Zurzeit wird wieder viel über Steuersenkungen gesprochen. Ich würde mich nicht dagegen wehren, obwohl ich nicht weiß, wie das gehen soll.
Denn auch mir fehlt die Phantasie, wie eine Steuersenkung funktionieren kann, wenn die Neuverschuldung in 2010 schon jetzt mit 100 Milliarden EURO geschätzt wird, die Steuerausfälle in den nächsten Jahren drei Jahren über 300 Milliarden betragen und die Ausgaben garantiert nicht sinken werden …
Im Kontext mit der Steuerentlastung fällt immer ein neues (Un-)Wortpaar.
Nach dem „kalten Krieg“ hat man jetzt erkannt, dass es eine „kalte Progression“ gibt. Und will sie abschaffen.
„Kalte Progression“ gibt es aber schon seit meinem Geburtsjahr (1950). Das Steuersystem der BRD nach dem Krieg war gar nicht so schlecht. Man hat nur nicht bedacht, dass Inflation etwas Unvermeidliches ist und man deshalb die Progression an die Inflationsrate knüpfen muss. Dann hätte man keine Steuerreform benötigt.
Dummerweise haben die Finanzminister aber nicht ganz einfach immer die Progressionslinien angehoben, sondern gemeint, dass das Wort „Steuer“ mit „Steuern“ zu tun hat. Steuerentlastungen wurden zur Steuerung von volkswirtschaftlichen Zielen eingesetzt. So ist das Steuergesetz immer komplizierter geworden. Die Steuersubventionen haben über die Zeit zu unguten Strukturen geführt oder das Gegenteil von dem bewirkt, was man erreichen wollte.
Und jetzt haben wir unser Steuermonster.
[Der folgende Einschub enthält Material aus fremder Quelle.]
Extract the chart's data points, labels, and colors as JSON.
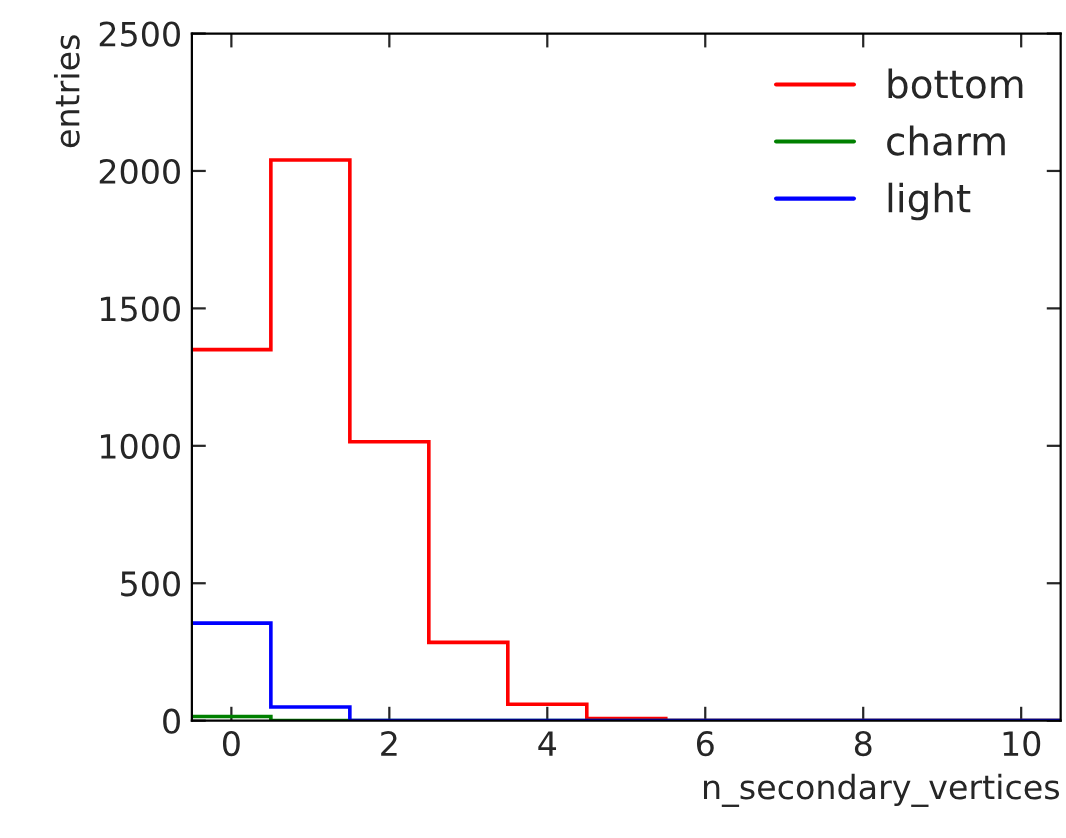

Und werden es nicht los. Immer, wenn man ihm einen Kopf abschlagen will, wachsen zwei nach. Und ich wette darauf, dass auch Merkel&Westerwelle sich nicht mit diesem Monster anlegen werden.
Nach dem Motto „Mögen täten wir schon, aber trauen tun wir uns nicht“!
RMD
P.S.
Zu den Größenordnungen: Allein die 100 Milliarden Neuverschuldung entsprechen dem 7,5-fachen des Jahresumsatzes von Microsoft und vom 20-fachen des Umsatzes von Amazon (jeweils letztes Geschäftsjahr).
Eine Antwort
So allmählich dämmert es den zukünftigen Regierungsparteien ja, dass sie doch keine Steuersenkungen durchführen können. (Wer hätte das gedacht, eine solche Erkenntnis schon eine Woche nach Wahlkampfende?)
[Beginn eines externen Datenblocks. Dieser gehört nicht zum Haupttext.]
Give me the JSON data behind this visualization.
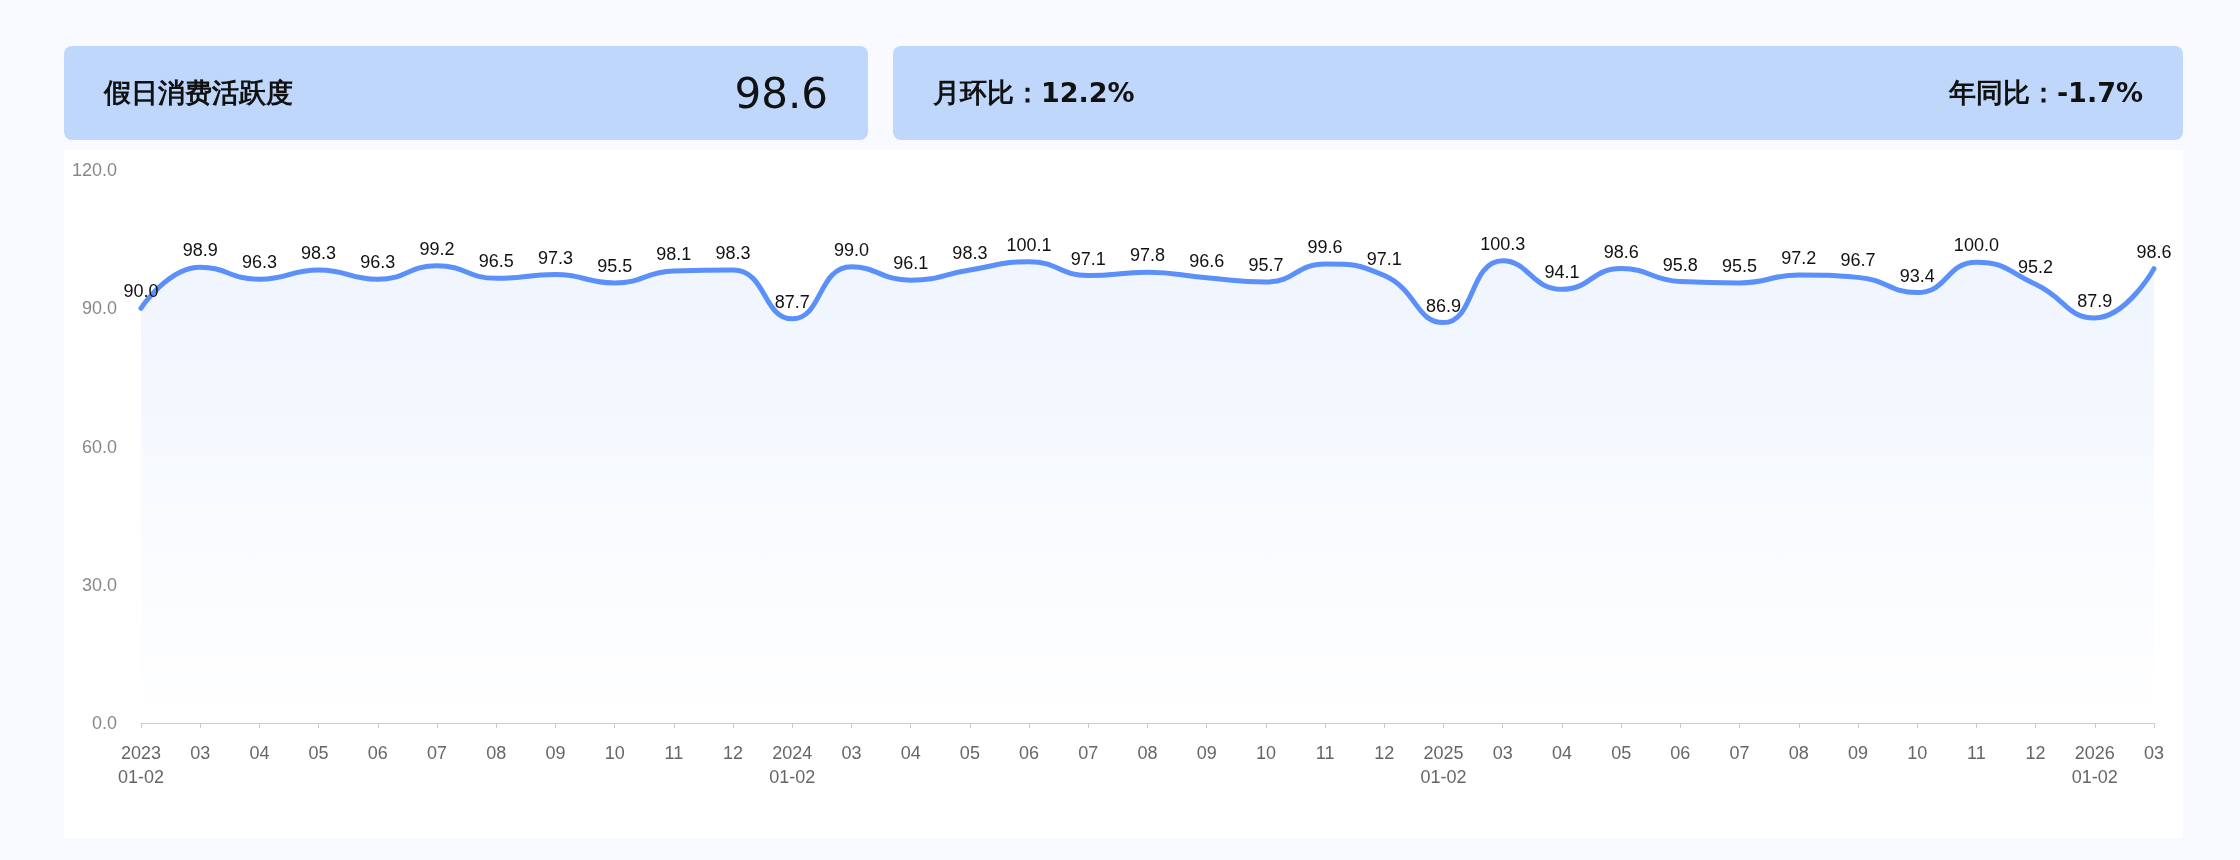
{
  "chart_data": {
    "type": "area",
    "title": "假日消费活跃度",
    "annotations": [
      "98.6",
      "月环比：12.2%",
      "年同比：-1.7%"
    ],
    "categories": [
      "2023\n01-02",
      "03",
      "04",
      "05",
      "06",
      "07",
      "08",
      "09",
      "10",
      "11",
      "12",
      "2024\n01-02",
      "03",
      "04",
      "05",
      "06",
      "07",
      "08",
      "09",
      "10",
      "11",
      "12",
      "2025\n01-02",
      "03",
      "04",
      "05",
      "06",
      "07",
      "08",
      "09",
      "10",
      "11",
      "12",
      "2026\n01-02",
      "03"
    ],
    "series": [
      {
        "color": "#5b8ff9",
        "values": [
          90.0,
          98.9,
          96.3,
          98.3,
          96.3,
          99.2,
          96.5,
          97.3,
          95.5,
          98.1,
          98.3,
          87.7,
          99.0,
          96.1,
          98.3,
          100.1,
          97.1,
          97.8,
          96.6,
          95.7,
          99.6,
          97.1,
          86.9,
          100.3,
          94.1,
          98.6,
          95.8,
          95.5,
          97.2,
          96.7,
          93.4,
          100.0,
          95.2,
          87.9,
          98.6
        ],
        "value_labels": [
          "90.0",
          "98.9",
          "96.3",
          "98.3",
          "96.3",
          "99.2",
          "96.5",
          "97.3",
          "95.5",
          "98.1",
          "98.3",
          "87.7",
          "99.0",
          "96.1",
          "98.3",
          "100.1",
          "97.1",
          "97.8",
          "96.6",
          "95.7",
          "99.6",
          "97.1",
          "86.9",
          "100.3",
          "94.1",
          "98.6",
          "95.8",
          "95.5",
          "97.2",
          "96.7",
          "93.4",
          "100.0",
          "95.2",
          "87.9",
          "98.6"
        ]
      }
    ],
    "ylim": [
      0,
      120
    ],
    "yticks": [
      {
        "value": 0,
        "label": "0.0"
      },
      {
        "value": 30,
        "label": "30.0"
      },
      {
        "value": 60,
        "label": "60.0"
      },
      {
        "value": 90,
        "label": "90.0"
      },
      {
        "value": 120,
        "label": "120.0"
      }
    ],
    "grid": false,
    "marker": "none",
    "line_style": "solid"
  }
}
Ich bin wenig überrascht von der Unverfrorenheit, mit der im Wahlkampf Steuersenkungen proklamiert wurden, es beruhigt mich vielmehr, wenn die Regierung davon wieder abkehren könnte.
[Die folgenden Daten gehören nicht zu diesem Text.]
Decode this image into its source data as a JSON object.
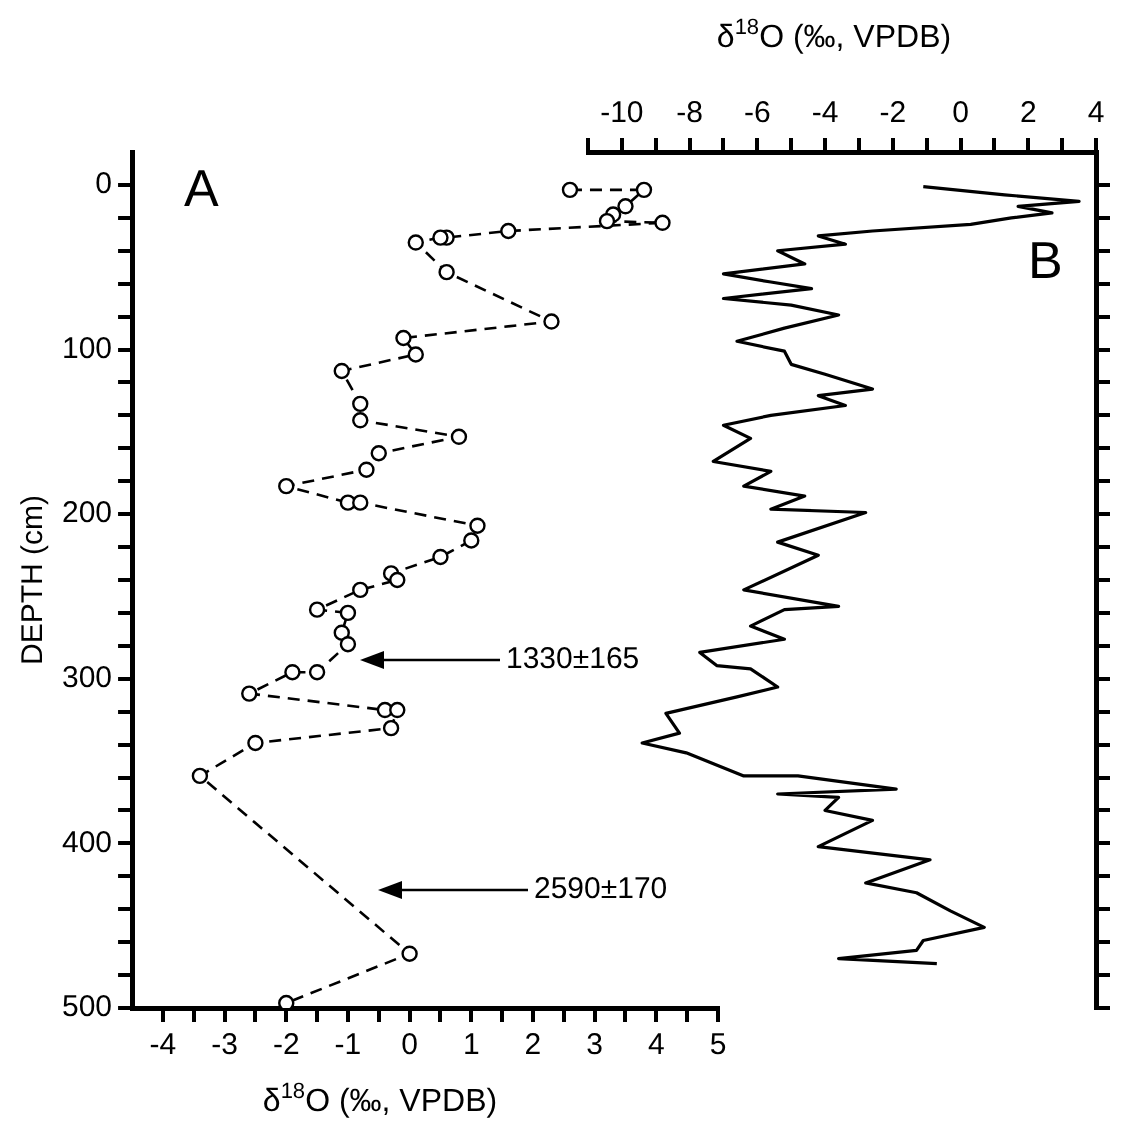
{
  "chart_data": [
    {
      "type": "line",
      "xlabel": "δ$^{18}$O (‰, VPDB)",
      "ylabel": "DEPTH (cm)",
      "xlim": [
        -4.5,
        5
      ],
      "xticks": [
        -4,
        {
          "value": -3.5,
          "label": null
        },
        -3,
        {
          "value": -2.5,
          "label": null
        },
        -2,
        {
          "value": -1.5,
          "label": null
        },
        -1,
        {
          "value": -0.5,
          "label": null
        },
        0,
        {
          "value": 0.5,
          "label": null
        },
        1,
        {
          "value": 1.5,
          "label": null
        },
        2,
        {
          "value": 2.5,
          "label": null
        },
        3,
        {
          "value": 3.5,
          "label": null
        },
        4,
        {
          "value": 4.5,
          "label": null
        },
        5
      ],
      "ylim": [
        500,
        -20
      ],
      "yticks": [
        0,
        {
          "value": 20,
          "label": null
        },
        {
          "value": 40,
          "label": null
        },
        {
          "value": 60,
          "label": null
        },
        {
          "value": 80,
          "label": null
        },
        100,
        {
          "value": 120,
          "label": null
        },
        {
          "value": 140,
          "label": null
        },
        {
          "value": 160,
          "label": null
        },
        {
          "value": 180,
          "label": null
        },
        200,
        {
          "value": 220,
          "label": null
        },
        {
          "value": 240,
          "label": null
        },
        {
          "value": 260,
          "label": null
        },
        {
          "value": 280,
          "label": null
        },
        300,
        {
          "value": 320,
          "label": null
        },
        {
          "value": 340,
          "label": null
        },
        {
          "value": 360,
          "label": null
        },
        {
          "value": 380,
          "label": null
        },
        400,
        {
          "value": 420,
          "label": null
        },
        {
          "value": 440,
          "label": null
        },
        {
          "value": 460,
          "label": null
        },
        {
          "value": 480,
          "label": null
        },
        500
      ],
      "marker": "circle",
      "line_style": "dashed",
      "series": [
        {
          "color": "#000000",
          "x": [
            2.6,
            3.8,
            3.5,
            3.3,
            3.2,
            4.1,
            1.6,
            0.6,
            0.5,
            0.1,
            0.6,
            2.3,
            -0.1,
            0.1,
            -1.1,
            -0.8,
            -0.8,
            0.8,
            -0.5,
            -0.7,
            -2.0,
            -1.0,
            -0.8,
            1.1,
            1.0,
            0.5,
            -0.3,
            -0.2,
            -0.8,
            -1.5,
            -1.0,
            -1.1,
            -1.0,
            -1.5,
            -1.9,
            -2.6,
            -0.4,
            -0.2,
            -0.3,
            -2.5,
            -3.4,
            0.0,
            -2.0
          ],
          "values": [
            3,
            3,
            13,
            18,
            22,
            23,
            28,
            32,
            32,
            35,
            53,
            83,
            93,
            103,
            113,
            133,
            143,
            153,
            163,
            173,
            183,
            193,
            193,
            207,
            216,
            226,
            236,
            240,
            246,
            258,
            260,
            272,
            279,
            296,
            296,
            309,
            319,
            319,
            330,
            339,
            359,
            467,
            497
          ]
        }
      ],
      "annotations": [
        "A",
        "1330±165",
        "2590±170"
      ]
    },
    {
      "type": "line",
      "xlabel": "δ$^{18}$O (‰, VPDB)",
      "xlim": [
        -11,
        4
      ],
      "xticks": [
        {
          "value": -11,
          "label": null
        },
        -10,
        {
          "value": -9,
          "label": null
        },
        -8,
        {
          "value": -7,
          "label": null
        },
        -6,
        {
          "value": -5,
          "label": null
        },
        -4,
        {
          "value": -3,
          "label": null
        },
        -2,
        {
          "value": -1,
          "label": null
        },
        0,
        {
          "value": 1,
          "label": null
        },
        2,
        {
          "value": 3,
          "label": null
        },
        4
      ],
      "ylim": [
        500,
        -20
      ],
      "yticks": [
        0,
        {
          "value": 20,
          "label": null
        },
        {
          "value": 40,
          "label": null
        },
        {
          "value": 60,
          "label": null
        },
        {
          "value": 80,
          "label": null
        },
        100,
        {
          "value": 120,
          "label": null
        },
        {
          "value": 140,
          "label": null
        },
        {
          "value": 160,
          "label": null
        },
        {
          "value": 180,
          "label": null
        },
        200,
        {
          "value": 220,
          "label": null
        },
        {
          "value": 240,
          "label": null
        },
        {
          "value": 260,
          "label": null
        },
        {
          "value": 280,
          "label": null
        },
        300,
        {
          "value": 320,
          "label": null
        },
        {
          "value": 340,
          "label": null
        },
        {
          "value": 360,
          "label": null
        },
        {
          "value": 380,
          "label": null
        },
        400,
        {
          "value": 420,
          "label": null
        },
        {
          "value": 440,
          "label": null
        },
        {
          "value": 460,
          "label": null
        },
        {
          "value": 480,
          "label": null
        },
        500
      ],
      "tick_labels": "x",
      "marker": "none",
      "line_style": "solid",
      "series": [
        {
          "color": "#000000",
          "x": [
            -1.1,
            1.3,
            3.5,
            1.7,
            2.7,
            1.5,
            0.3,
            -2.6,
            -4.2,
            -3.4,
            -5.4,
            -4.6,
            -7.0,
            -5.6,
            -4.4,
            -7.0,
            -5.0,
            -3.6,
            -5.2,
            -6.6,
            -5.2,
            -5.0,
            -4.0,
            -2.6,
            -4.2,
            -3.4,
            -5.6,
            -7.0,
            -6.2,
            -7.3,
            -5.6,
            -6.4,
            -4.6,
            -5.6,
            -2.8,
            -5.4,
            -4.2,
            -6.4,
            -3.6,
            -5.2,
            -6.2,
            -5.2,
            -7.7,
            -7.2,
            -6.2,
            -5.4,
            -6.6,
            -8.7,
            -8.3,
            -9.4,
            -8.1,
            -6.4,
            -4.8,
            -1.9,
            -5.4,
            -3.6,
            -4.0,
            -2.6,
            -4.2,
            -0.9,
            -2.8,
            -1.3,
            -0.3,
            0.7,
            -1.1,
            -1.3,
            -3.6,
            -0.7
          ],
          "values": [
            1,
            6,
            10,
            13,
            17,
            20,
            24,
            28,
            31,
            36,
            40,
            48,
            54,
            59,
            63,
            69,
            73,
            79,
            87,
            95,
            101,
            109,
            115,
            124,
            128,
            134,
            140,
            146,
            154,
            168,
            174,
            183,
            189,
            197,
            199,
            217,
            225,
            246,
            256,
            258,
            268,
            276,
            284,
            292,
            294,
            305,
            311,
            321,
            333,
            339,
            345,
            359,
            359,
            367,
            370,
            372,
            380,
            386,
            402,
            410,
            424,
            430,
            441,
            451,
            459,
            465,
            470,
            473
          ]
        }
      ],
      "annotations": [
        "B"
      ]
    }
  ]
}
Die doppelte Stoßrichtung, die die meisten Bundestagsparteien, inklusive SPD vor der Wahl gefordert haben – Abgabensenkung und Aufnahme einer Verschuldungsbremse in das Grundgesetz – hätte letztlich als Notwendige Konsequenz eine Ausgabenreduzierung in einem Umfang erzwungen, die den schlanken Staat, wie Marktliberale ihn sich wünschen, über die Hintertür hereingelassen hätte.